Gold kiwifruit volumes are expected to increase by 70 per cent this year - sparking an employment drive across the industry.

The increase in volumes is also expected to pump millions of dollars into the local economy.

Zespri chief operating officer Simon Limmer said in 2013/14, 18 million trays were produced and that was predicted to rise "to upward of 30 million trays" and could reach 60 million trays by 2017.

"We have got three years of very steep volume growth, potentially up to 50 to 60 million trays. We were at 30 million trays in 2011 which was the pre-Psa impact and dropped back to 11 million trays in 2012/13 so we are now on the recovery."

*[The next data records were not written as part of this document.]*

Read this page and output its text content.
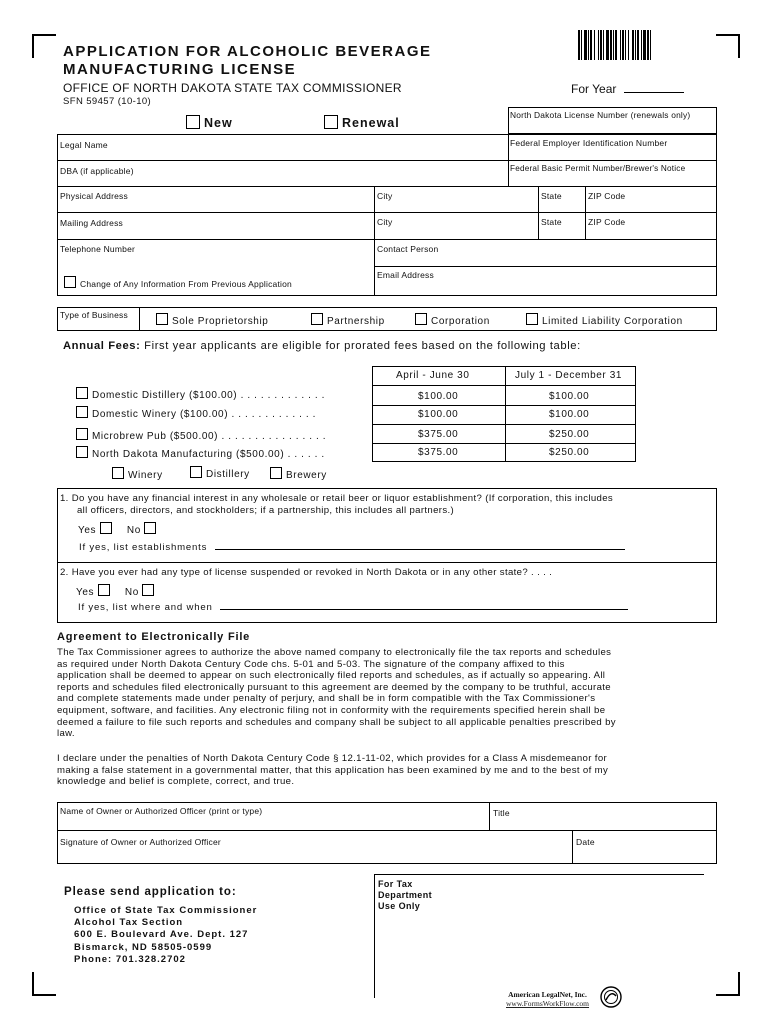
APPLICATION FOR ALCOHOLIC BEVERAGE
MANUFACTURING LICENSE
OFFICE OF NORTH DAKOTA STATE TAX COMMISSIONER
SFN 59457 (10-10)
For Year
New	Renewal
North Dakota License Number (renewals only)
Legal Name	Federal Employer Identification Number
DBA (if applicable)	Federal Basic Permit Number/Brewer's Notice
Physical Address	City	State	ZIP Code
Mailing Address	City	State	ZIP Code
Telephone Number	Contact Person
Email Address
Change of Any Information From Previous Application
Type of Business
Sole Proprietorship	Partnership	Corporation	Limited Liability Corporation
Annual Fees: First year applicants are eligible for prorated fees based on the following table:
April - June 30	July 1 - December 31
Domestic Distillery ($100.00) . . . . . . . . . . . . .	$100.00	$100.00
Domestic Winery ($100.00) . . . . . . . . . . . . .	$100.00	$100.00
Microbrew Pub ($500.00) . . . . . . . . . . . . . . . .	$375.00	$250.00
North Dakota Manufacturing ($500.00) . . . . . .	$375.00	$250.00
Winery	Distillery	Brewery
1. Do you have any financial interest in any wholesale or retail beer or liquor establishment? (If corporation, this includes
all officers, directors, and stockholders; if a partnership, this includes all partners.)
Yes	No
If yes, list establishments
2. Have you ever had any type of license suspended or revoked in North Dakota or in any other state? . . . .
Yes	No
If yes, list where and when
Agreement to Electronically File
The Tax Commissioner agrees to authorize the above named company to electronically file the tax reports and schedules
as required under North Dakota Century Code chs. 5-01 and 5-03. The signature of the company affixed to this
application shall be deemed to appear on such electronically filed reports and schedules, as if actually so appearing. All
reports and schedules filed electronically pursuant to this agreement are deemed by the company to be truthful, accurate
and complete statements made under penalty of perjury, and shall be in form compatible with the Tax Commissioner's
equipment, software, and facilities. Any electronic filing not in conformity with the requirements specified herein shall be
deemed a failure to file such reports and schedules and company shall be subject to all applicable penalties prescribed by
law.
I declare under the penalties of North Dakota Century Code § 12.1-11-02, which provides for a Class A misdemeanor for
making a false statement in a governmental matter, that this application has been examined by me and to the best of my
knowledge and belief is complete, correct, and true.
Name of Owner or Authorized Officer (print or type)	Title
Signature of Owner or Authorized Officer	Date
Please send application to:
Office of State Tax Commissioner
Alcohol Tax Section
600 E. Boulevard Ave. Dept. 127
Bismarck, ND 58505-0599
Phone: 701.328.2702
For Tax
Department
Use Only
American LegalNet, Inc.
www.FormsWorkFlow.com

The steepness of the current curve had its challenges, compounded with 2013/14 average orchard gate returns when Zespri Gold hit $9.72 per tray and averaged $73,317 per hectare in December 2014.

Gold licences had also lifted from 2700 hectares to 5000 since 2011 so it had to "put on all the taps in all the markets" with post harvest companies also creating additional capacity to cope.

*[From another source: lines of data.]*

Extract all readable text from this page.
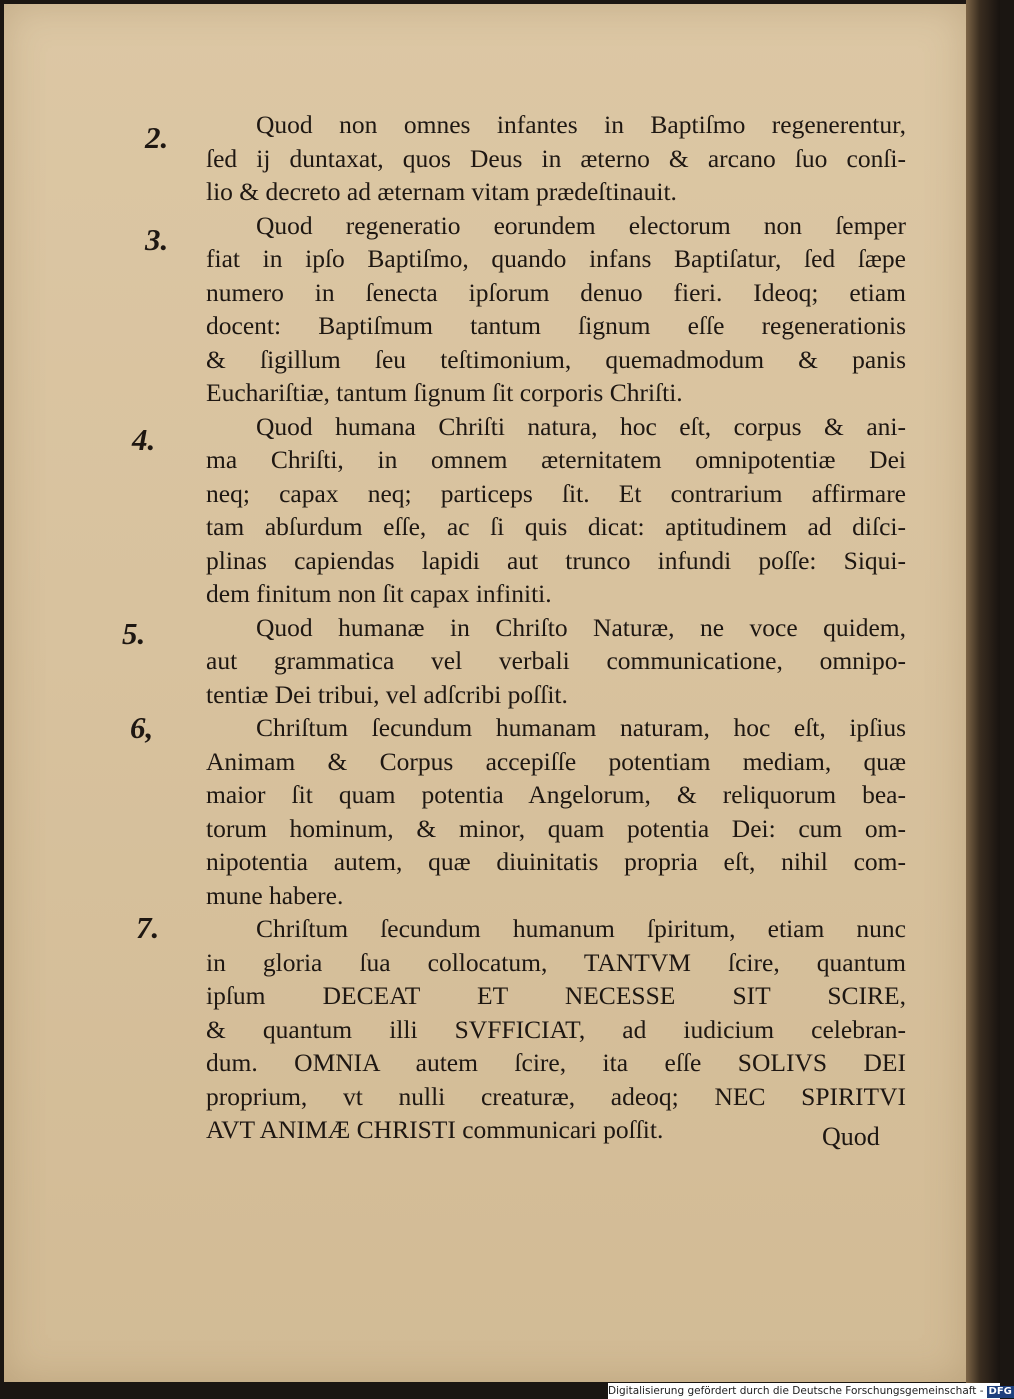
2.
3.
4.
5.
6,
7.
Quod non omnes infantes in Baptiſmo regenerentur,
ſed ij duntaxat, quos Deus in æterno & arcano ſuo conſi-
lio & decreto ad æternam vitam prædeſtinauit.
Quod regeneratio eorundem electorum non ſemper
fiat in ipſo Baptiſmo, quando infans Baptiſatur, ſed ſæpe
numero in ſenecta ipſorum denuo fieri. Ideoq; etiam
docent: Baptiſmum tantum ſignum eſſe regenerationis
& ſigillum ſeu teſtimonium, quemadmodum & panis
Euchariſtiæ, tantum ſignum ſit corporis Chriſti.
Quod humana Chriſti natura, hoc eſt, corpus & ani-
ma Chriſti, in omnem æternitatem omnipotentiæ Dei
neq; capax neq; particeps ſit. Et contrarium affirmare
tam abſurdum eſſe, ac ſi quis dicat: aptitudinem ad diſci-
plinas capiendas lapidi aut trunco infundi poſſe: Siqui-
dem finitum non ſit capax infiniti.
Quod humanæ in Chriſto Naturæ, ne voce quidem,
aut grammatica vel verbali communicatione, omnipo-
tentiæ Dei tribui, vel adſcribi poſſit.
Chriſtum ſecundum humanam naturam, hoc eſt, ipſius
Animam & Corpus accepiſſe potentiam mediam, quæ
maior ſit quam potentia Angelorum, & reliquorum bea-
torum hominum, & minor, quam potentia Dei: cum om-
nipotentia autem, quæ diuinitatis propria eſt, nihil com-
mune habere.
Chriſtum ſecundum humanum ſpiritum, etiam nunc
in gloria ſua collocatum, TANTVM ſcire, quantum
ipſum DECEAT ET NECESSE SIT SCIRE,
& quantum illi SVFFICIAT, ad iudicium celebran-
dum. OMNIA autem ſcire, ita eſſe SOLIVS DEI
proprium, vt nulli creaturæ, adeoq; NEC SPIRITVI
AVT ANIMÆ CHRISTI communicari poſſit.	Quod
Digitalisierung gefördert durch die Deutsche Forschungsgemeinschaft - DFG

"Effectively we have increased the gold pool significantly and are now in a stage of consolidation.

"We need to make sure we are handling the gold volumes that are coming through and growers are focused on growing a quality product focused on taste."

The rapid growth meant Zespri was recruiting about 70 onshore and offshore staff over the next 12 to 18 months, he said.

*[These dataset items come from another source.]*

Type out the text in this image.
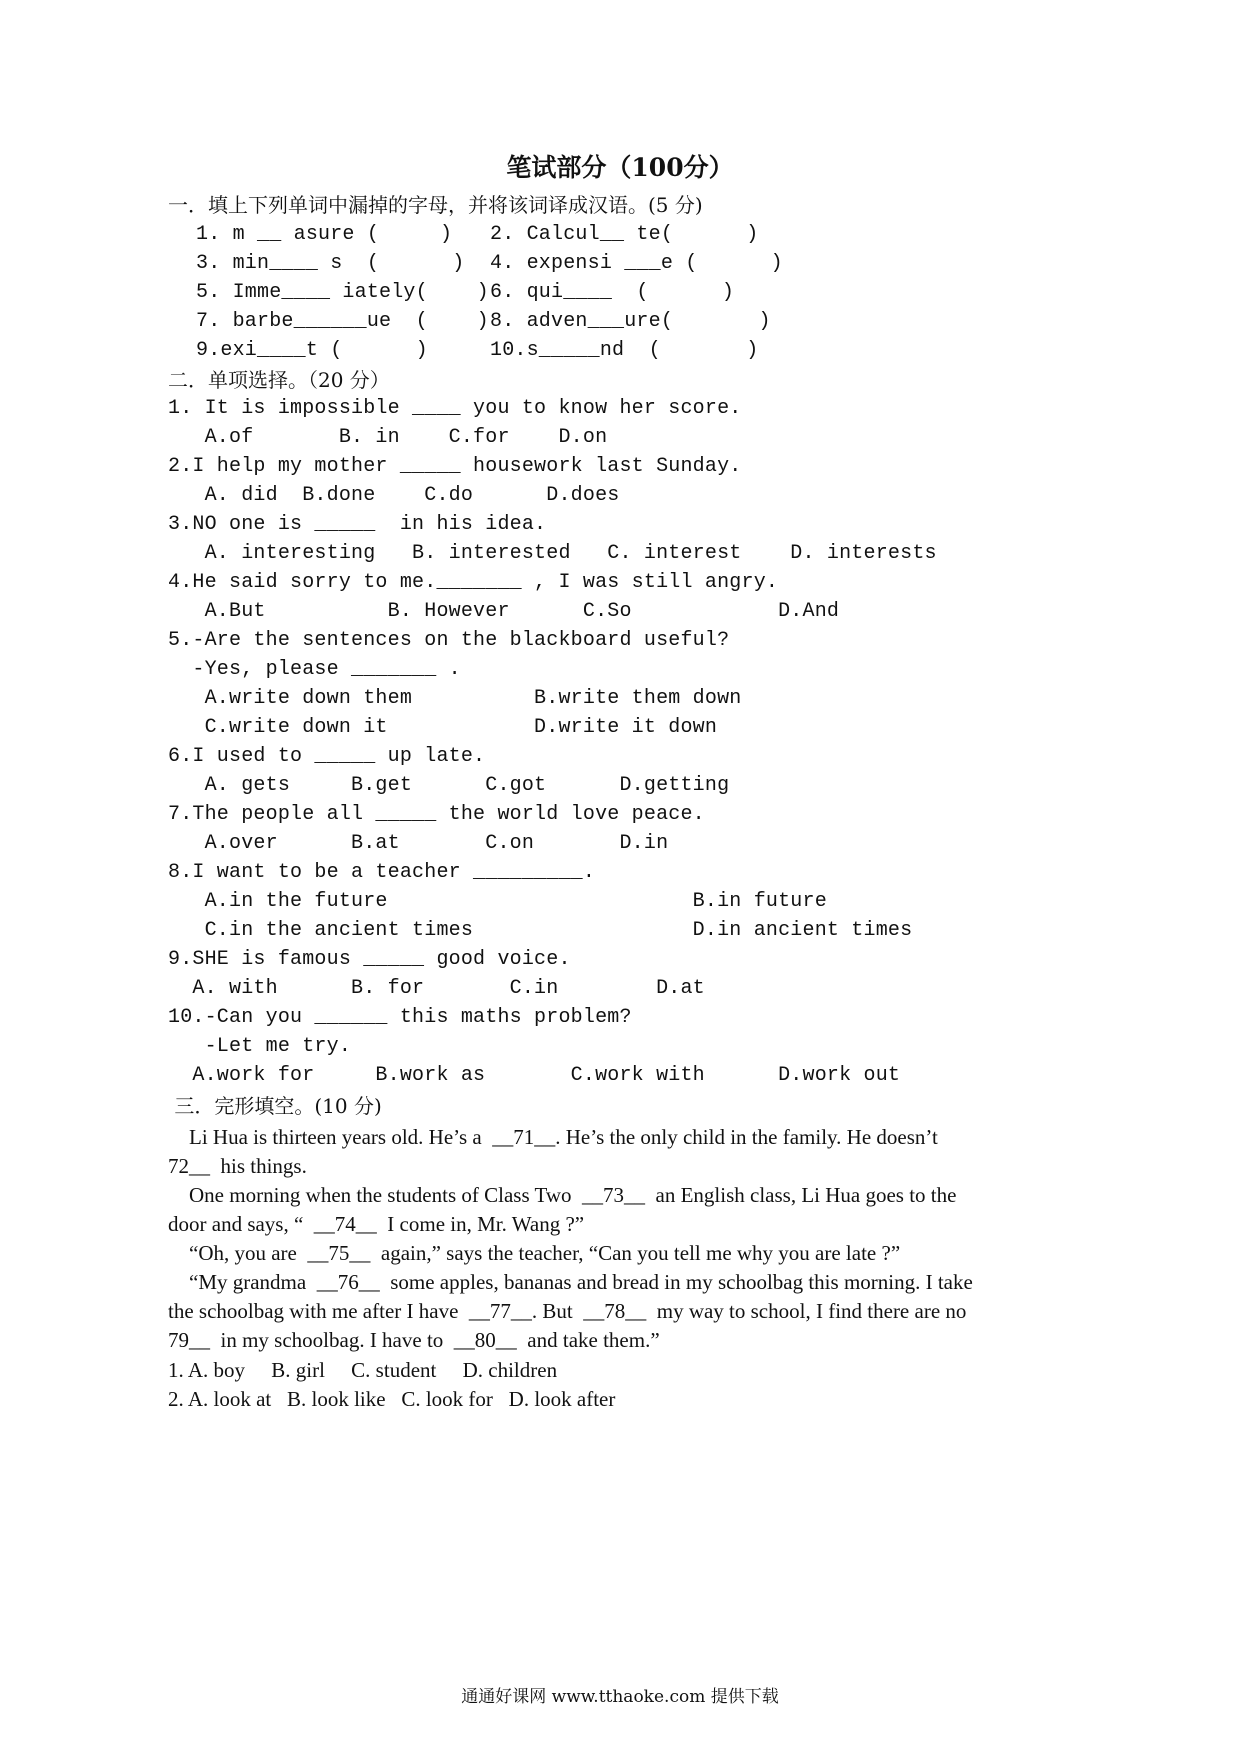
笔试部分（100分）
一．填上下列单词中漏掉的字母，并将该词译成汉语。(5 分)
1. m __ asure (     ) 2. Calcul__ te(      )
3. min____ s  (      ) 4. expensi ___e (      )
5. Imme____ iately(    ) 6. qui____  (      )
7. barbe______ue  (    ) 8. adven___ure(       )
9.exi____t (      )	10.s_____nd  (       )
二．单项选择。（20 分）
1. It is impossible ____ you to know her score.
A.of       B. in    C.for    D.on
2.I help my mother _____ housework last Sunday.
A. did  B.done    C.do      D.does
3.NO one is _____  in his idea.
A. interesting   B. interested   C. interest    D. interests
4.He said sorry to me._______ , I was still angry.
A.But          B. However      C.So            D.And
5.-Are the sentences on the blackboard useful?
-Yes, please _______ .
A.write down them          B.write them down
C.write down it            D.write it down
6.I used to _____ up late.
A. gets     B.get      C.got      D.getting
7.The people all _____ the world love peace.
A.over      B.at       C.on       D.in
8.I want to be a teacher _________.
A.in the future                         B.in future
C.in the ancient times                  D.in ancient times
9.SHE is famous _____ good voice.
A. with      B. for       C.in        D.at
10.-Can you ______ this maths problem?
-Let me try.
A.work for     B.work as       C.work with      D.work out
三．完形填空。(10 分)
Li Hua is thirteen years old. He’s a  __71__. He’s the only child in the family. He doesn’t
72__  his things.
One morning when the students of Class Two  __73__  an English class, Li Hua goes to the
door and says, “  __74__  I come in, Mr. Wang ?”
“Oh, you are  __75__  again,” says the teacher, “Can you tell me why you are late ?”
“My grandma  __76__  some apples, bananas and bread in my schoolbag this morning. I take
the schoolbag with me after I have  __77__. But  __78__  my way to school, I find there are no
79__  in my schoolbag. I have to  __80__  and take them.”
1. A. boy     B. girl     C. student     D. children
2. A. look at   B. look like   C. look for   D. look after
通通好课网 www.tthaoke.com 提供下载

New markets had been opened in Southeast Asia while Brazil and the Middle East held future potential while its reliance on Europe had shifted with more fruit going into China.

Trevelyans Pack and Cool managing director James Trevelyan said it had employed two new high-level management staff on the back of increased volumes.

Solid employment opportunities over a longer harvest was good news, he said.


Tauranga Chamber of Commerce chief executive Dave Burnett said the kiwifruit industry was worth $1 billion to the New Zealand economy and 80 per cent of orchards were based in the Bay of Plenty so "it's huge".

Te Puke Economic Development Group managing director Mark Boyle said the forecast was positive and beneficial to the various industries that relied on it.

"A large percentage of the volume comes from Te Puke and the local economy is really reliant on its success. We see the opportunity for job creation for all these businesses doing well out of the growth in the industry."

New Zealand Kiwifruit Growers Inc president Neil Treblico said there would be a greater requirement for people on orchards and employment opportunities within the industry.

However, gold kiwifruit growers needed to exercise caution as he expected "significantly lower returns" this season due to supply and demand and foreign exchange rates.